Modifiers that stack on top
Once the base fare is set, the quote engine can layer on:
- Seasonal rates - date-range or weekday multipliers (peak, holiday, weekend).
- Special event pricing - minimum-hours and base rates for weddings, proms, corporate events.
- Dynamic pricing - a demand-based multiplier from same-day bookings, time-until-pickup, and vehicle availability.
- Extras - meet and greet, child seats, waiting time, and similar add-ons.
- Driver accommodation - overnight cost added to multi-day quotes.
One important caveat: these modifiers apply when you quote an enquiry. If you later re-price a booking after it has been created, seasonal, event, and dynamic modifiers are not re-applied - so a booking re-price can come out lower than the quote you sent. Price from the enquiry, and treat a booking re-price as a route/base recalculation only.
What NOT to configure (it does not affect quotes)
Several pricing screens exist with full editors but are not read by any quote calculator. Configuring them changes nothing on your quotes. Skip these unless you are told otherwise in a future release:
- Zonal pricing (airport/city-centre zones)
- Hourly packages (fixed hour-block bundles)
- Distance tiers (per-mile bands by distance)
- B2B partner rates (the standalone commission/discount tiers table)
These are stored and displayed, but no quote is priced from them. Partner cost, when you subcontract, is calculated from the partner record's own fields, not the partner-rates table.

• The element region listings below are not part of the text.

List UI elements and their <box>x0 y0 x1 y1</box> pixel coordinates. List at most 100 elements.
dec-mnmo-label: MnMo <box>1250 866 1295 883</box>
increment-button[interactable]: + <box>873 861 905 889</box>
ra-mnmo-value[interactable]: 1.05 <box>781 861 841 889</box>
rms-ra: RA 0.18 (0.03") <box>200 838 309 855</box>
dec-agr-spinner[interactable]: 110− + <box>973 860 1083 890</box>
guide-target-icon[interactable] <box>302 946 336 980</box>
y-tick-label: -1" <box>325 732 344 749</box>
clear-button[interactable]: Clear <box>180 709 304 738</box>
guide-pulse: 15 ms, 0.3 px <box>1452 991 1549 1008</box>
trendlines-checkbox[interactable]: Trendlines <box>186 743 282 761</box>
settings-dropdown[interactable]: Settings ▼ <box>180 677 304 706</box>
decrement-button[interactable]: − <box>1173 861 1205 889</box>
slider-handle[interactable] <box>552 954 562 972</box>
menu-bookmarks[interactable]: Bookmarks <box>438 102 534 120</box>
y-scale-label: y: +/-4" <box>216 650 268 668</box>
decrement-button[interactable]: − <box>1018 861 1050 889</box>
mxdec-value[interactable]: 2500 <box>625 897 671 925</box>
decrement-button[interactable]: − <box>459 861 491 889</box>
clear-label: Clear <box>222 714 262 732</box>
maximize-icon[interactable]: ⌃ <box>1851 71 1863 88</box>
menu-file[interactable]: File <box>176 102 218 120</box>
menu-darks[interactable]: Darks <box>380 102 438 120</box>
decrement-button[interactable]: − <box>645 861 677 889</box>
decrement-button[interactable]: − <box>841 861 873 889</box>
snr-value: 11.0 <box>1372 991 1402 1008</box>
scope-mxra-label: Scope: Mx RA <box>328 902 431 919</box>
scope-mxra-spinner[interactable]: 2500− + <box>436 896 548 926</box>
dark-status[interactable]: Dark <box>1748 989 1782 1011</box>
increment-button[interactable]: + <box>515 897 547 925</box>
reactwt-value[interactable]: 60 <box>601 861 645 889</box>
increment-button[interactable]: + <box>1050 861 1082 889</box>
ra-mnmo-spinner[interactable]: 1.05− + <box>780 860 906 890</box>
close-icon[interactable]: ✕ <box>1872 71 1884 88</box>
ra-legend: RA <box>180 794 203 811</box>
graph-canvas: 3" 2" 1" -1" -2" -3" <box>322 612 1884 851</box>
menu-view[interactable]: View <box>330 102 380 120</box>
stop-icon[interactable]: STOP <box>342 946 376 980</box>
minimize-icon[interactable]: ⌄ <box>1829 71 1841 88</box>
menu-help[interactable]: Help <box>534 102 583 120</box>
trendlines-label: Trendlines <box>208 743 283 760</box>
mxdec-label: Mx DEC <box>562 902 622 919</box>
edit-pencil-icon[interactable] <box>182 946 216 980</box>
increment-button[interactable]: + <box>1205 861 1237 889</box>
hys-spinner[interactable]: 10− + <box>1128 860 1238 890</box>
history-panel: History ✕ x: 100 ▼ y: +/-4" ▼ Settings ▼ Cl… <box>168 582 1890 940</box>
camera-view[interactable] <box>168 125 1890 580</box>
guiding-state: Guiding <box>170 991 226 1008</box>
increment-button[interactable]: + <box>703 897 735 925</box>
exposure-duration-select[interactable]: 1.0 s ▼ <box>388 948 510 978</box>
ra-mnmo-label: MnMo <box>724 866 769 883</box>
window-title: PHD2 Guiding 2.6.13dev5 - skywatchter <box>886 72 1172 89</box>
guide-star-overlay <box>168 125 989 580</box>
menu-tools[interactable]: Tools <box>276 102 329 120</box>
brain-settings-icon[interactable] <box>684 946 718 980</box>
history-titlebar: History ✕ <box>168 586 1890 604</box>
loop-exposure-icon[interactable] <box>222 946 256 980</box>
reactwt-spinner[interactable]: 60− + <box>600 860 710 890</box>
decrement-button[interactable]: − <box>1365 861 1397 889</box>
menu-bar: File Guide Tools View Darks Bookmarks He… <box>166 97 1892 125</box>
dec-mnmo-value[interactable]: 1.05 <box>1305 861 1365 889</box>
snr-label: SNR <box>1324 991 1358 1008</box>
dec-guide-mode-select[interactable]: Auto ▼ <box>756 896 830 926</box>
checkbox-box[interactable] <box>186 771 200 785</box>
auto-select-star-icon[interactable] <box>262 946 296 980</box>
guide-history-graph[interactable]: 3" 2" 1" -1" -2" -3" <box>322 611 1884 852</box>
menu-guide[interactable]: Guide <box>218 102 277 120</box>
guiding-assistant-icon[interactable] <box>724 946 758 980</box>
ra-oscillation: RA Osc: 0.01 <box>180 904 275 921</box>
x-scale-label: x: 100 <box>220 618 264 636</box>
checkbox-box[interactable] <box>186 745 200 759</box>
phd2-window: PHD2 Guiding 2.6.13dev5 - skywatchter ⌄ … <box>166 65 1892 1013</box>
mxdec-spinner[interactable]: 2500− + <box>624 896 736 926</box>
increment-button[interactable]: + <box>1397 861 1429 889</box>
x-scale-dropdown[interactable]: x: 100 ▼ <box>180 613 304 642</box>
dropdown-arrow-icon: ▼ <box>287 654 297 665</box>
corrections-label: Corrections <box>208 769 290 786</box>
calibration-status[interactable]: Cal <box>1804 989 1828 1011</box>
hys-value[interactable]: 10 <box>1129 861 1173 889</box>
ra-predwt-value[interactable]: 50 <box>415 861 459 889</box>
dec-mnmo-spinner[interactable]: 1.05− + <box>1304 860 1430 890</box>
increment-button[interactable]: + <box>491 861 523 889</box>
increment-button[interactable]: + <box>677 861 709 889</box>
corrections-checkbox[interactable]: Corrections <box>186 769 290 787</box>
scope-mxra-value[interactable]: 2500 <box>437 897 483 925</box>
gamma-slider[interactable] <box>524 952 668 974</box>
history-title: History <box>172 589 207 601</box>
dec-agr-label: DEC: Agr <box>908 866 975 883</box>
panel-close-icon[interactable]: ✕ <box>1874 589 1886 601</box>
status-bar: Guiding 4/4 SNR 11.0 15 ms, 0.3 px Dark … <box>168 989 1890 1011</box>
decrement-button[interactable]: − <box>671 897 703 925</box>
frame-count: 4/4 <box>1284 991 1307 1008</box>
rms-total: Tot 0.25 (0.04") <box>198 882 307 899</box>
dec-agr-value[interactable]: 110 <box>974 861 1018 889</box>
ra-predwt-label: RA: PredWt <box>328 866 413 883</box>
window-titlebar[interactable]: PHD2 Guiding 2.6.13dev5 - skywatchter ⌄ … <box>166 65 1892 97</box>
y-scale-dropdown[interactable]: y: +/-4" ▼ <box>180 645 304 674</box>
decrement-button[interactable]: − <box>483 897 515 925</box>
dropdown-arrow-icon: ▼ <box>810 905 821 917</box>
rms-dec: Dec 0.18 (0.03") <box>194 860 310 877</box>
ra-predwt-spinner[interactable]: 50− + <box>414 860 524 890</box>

A quick word on AI quoting
Two different things are both labelled "AI" on the enquiry screen. The main quote buttons (Smart Quote, recalculate) use the deterministic pricing engine - the same rates you configured, applied consistently. A separate AI quote path lets Claude compose a free-form price, which can differ from the engine's number for the same trip. For predictable, defensible pricing, rely on the deterministic engine.
The bottom line
Set a per-vehicle profile (or a vehicle-class fallback with a price per km) for every vehicle, add extras and any seasonal/event rules you need, and you have a quote engine that produces correct numbers. Leave the four orphaned screens alone. Use the quote preview to confirm the output before you send.